Write Offs In Mass?

Options
Due to how data entry was done in the past, we have several "pledges" in our database that are unpaid. Is there a way to close/write-off several pledges at once? Or close all pledges from the previous fiscal year?
Tagged:

Comments

  • JoAnn Strommen
    JoAnn Strommen Community All-Star
    Ancient Membership 2,500 Likes 2500 Comments Photogenic
    It is possible if you have the user rights to globally write off pledges.  See KB BB55270.  Personally I'd be hesitant to do it globally unless I was very sure they were all to be written off. 



    If the list is not really large what I do at year end it make a query of the gifts that I need to write off and just start with record #1 in query, write it off, save, and click next record.  Makes it at least a little easier.



    If it's due to improper data entry and you don't want large #/% of gift write offs you may want to consider gift adjustments instead.  For some orgs those #s matter.
  • JoAnn Strommen:

    It is possible if you have the user rights to globally write off pledges.  See KB BB55270.  Personally I'd be hesitant to do it globally unless I was very sure they were all to be written off. 



    If the list is not really large what I do at year end it make a query of the gifts that I need to write off and just start with record #1 in query, write it off, save, and click next record.  Makes it at least a little easier.



    If it's due to improper data entry and you don't want large #/% of gift write offs you may want to consider gift adjustments instead.  For some orgs those #s matter.

    So basically the history with these are that gifts were entered from our Walk program in as pledges until the checks were received in the mail. But since there wasn't a formal structure set in place, upon arrival, some checks would be entered as a paid pledge, but sometimes they would be entered as an outright gift.



    Then (to add an additional layer of crazy) there were true pledges that were never followed up on that are SEVERAL years old (we're talking more than five years), and I'd just like to start with the proverbial "clean slate" and only use pledges properly moving forward. 
  • We have a lot of pledges with a system for reminders.  After the fourth reminder, they get written off based on a query and I use the global tool to do this.  It does not do everything however and if you want to add notes to the pledge you will need to do this individually.  If you do want to use the global write off be very, very careful.  The only reason I use it is because I know exactly what I am writing off.  Before you do anything you should probably do a great deal of analysis to determine which ones to keep.
  • Our organization has to track % of write offs, so we never want to enter a write off unless it truly needs to be written off.

    If your gifts are not posted, I would suggest a cleanup of applying the cash gifts to the pledges.  

    If your gifts are posted, I would agree that adjustments would be more appropriate than write offs.

     
  • So basically the history with these are that gifts were entered from our Walk program in as pledges until the checks were received in the mail. But since there wasn't a formal structure set in place, upon arrival, some checks would be entered as a paid pledge, but sometimes they would be entered as an outright gift.


    Then (to add an additional layer of crazy) there were true pledges that were never followed up on that are SEVERAL years old (we're talking more than five years), and I'd just like to start with the proverbial "clean slate" and only use pledges properly moving forward. 

     

    Stacie - some other points to consider.  Do you post gifts form RE into FE?  If yes - are these gifts posted?  If no  - then choose whatever method works for you (write-off vs. adjustment) - keep them as Do Not Post - and be done.

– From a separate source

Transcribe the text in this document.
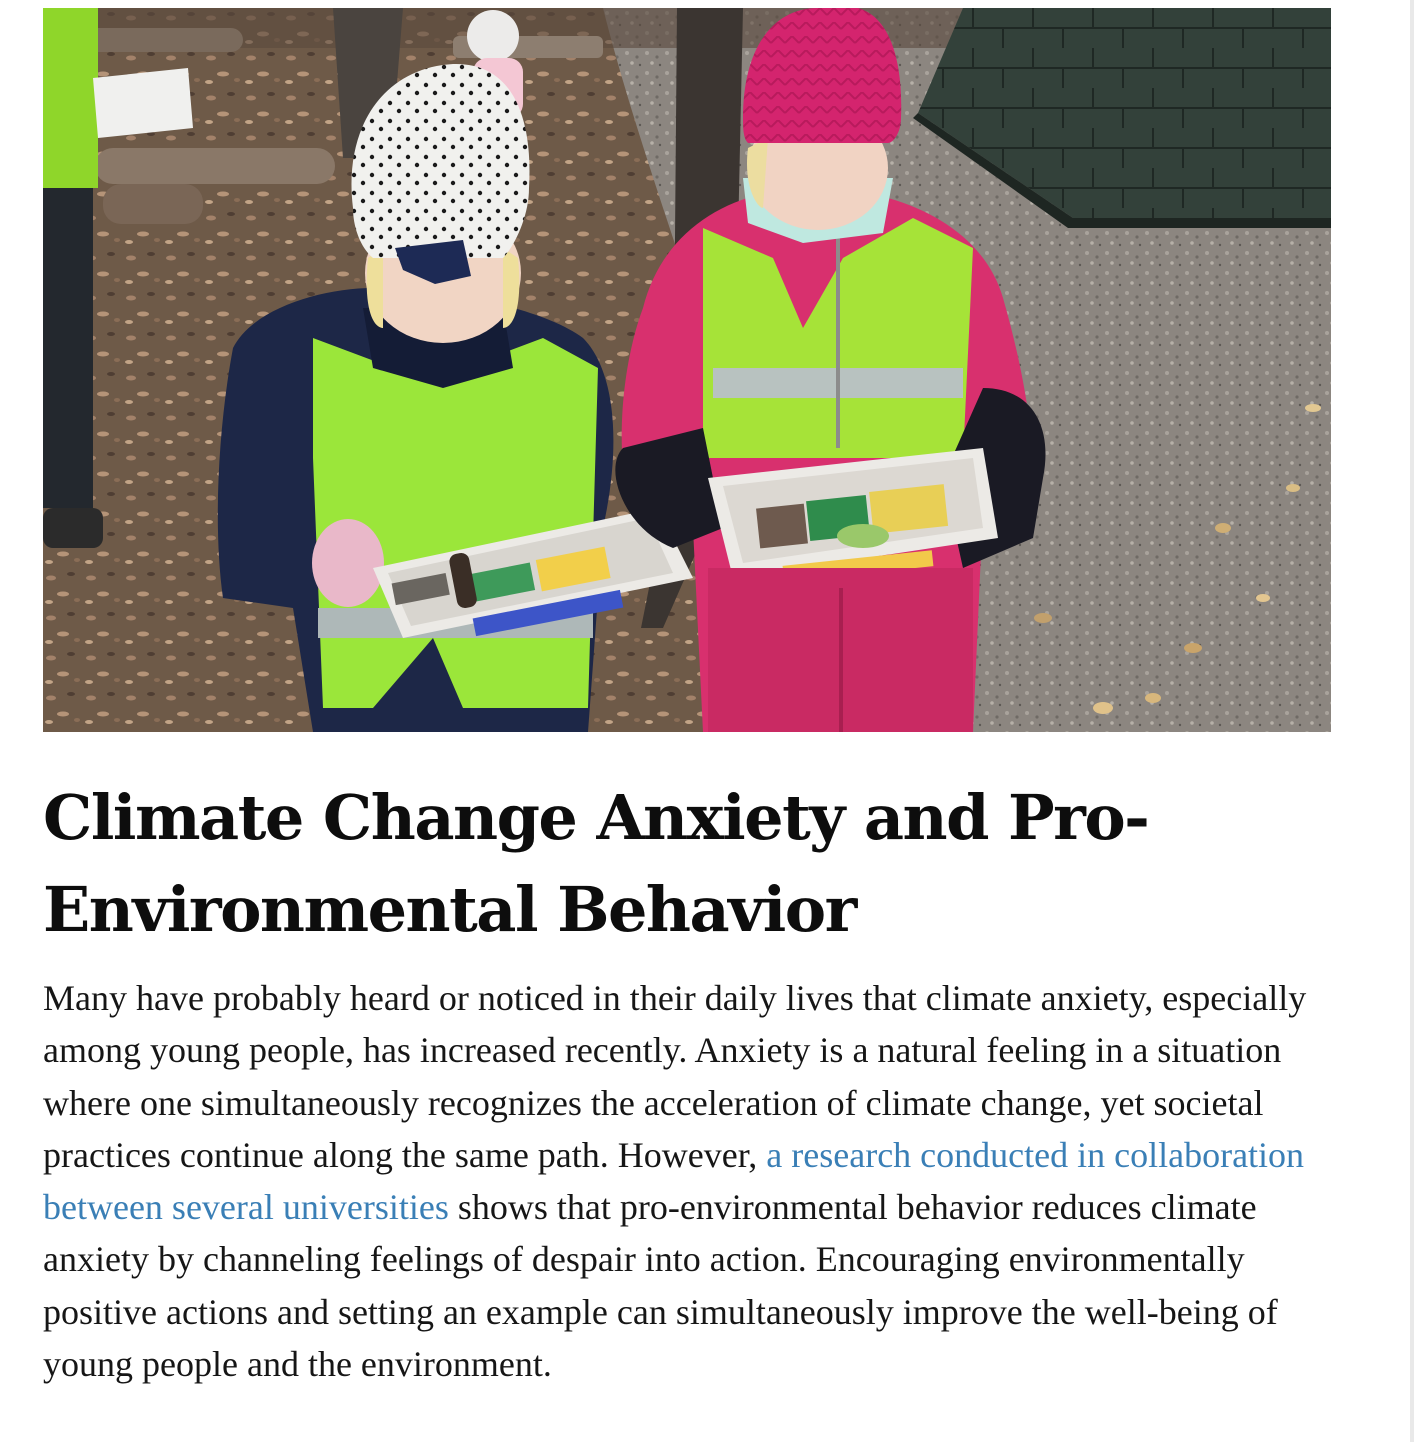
Climate Change Anxiety and Pro-Environmental Behavior

Many have probably heard or noticed in their daily lives that climate anxiety, especially among young people, has increased recently. Anxiety is a natural feeling in a situation where one simultaneously recognizes the acceleration of climate change, yet societal practices continue along the same path. However, a research conducted in collaboration between several universities shows that pro-environmental behavior reduces climate anxiety by channeling feelings of despair into action. Encouraging environmentally positive actions and setting an example can simultaneously improve the well-being of young people and the environment.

    If they ARE posted to the General Ledger through FE - then talk with your accounting staff.  I have WriteOffs and Adjustments set to hit two different accounts in FE.  WriteOffs go against the Pledge Recievables account as bad debt - Adjustments go against the original Fund where the gift was posted.  If the gifts are posted but you don't use FE - still talk with your Accounting Folks.  If they are holding these gifts as a Pledge Recievable then they will need to know that you are writing them off - and will most likely ask for some documentation as to WHY you want to write them off. 

    Food for thought - what I have done at previous orgs with "pledges" for a walk-a-thon is enter the pledges in RE - to make the Director of the Event happy - but I coded them as Do Not Post.  I also set the Pay-Cash payments for the Walk Fund debiting the same GL account as Cash payments.  That way - when the pledge payments came in if the data entry folks forgot to apply the payment to the "pledge" - and I didn't catch it before posting - I could delete the pledge without any changes to the GL.

    PLUS - this solves the problem of the fund raising staff wanting to classify a gift as a "pledge" when it doesn't meet FASB requirements.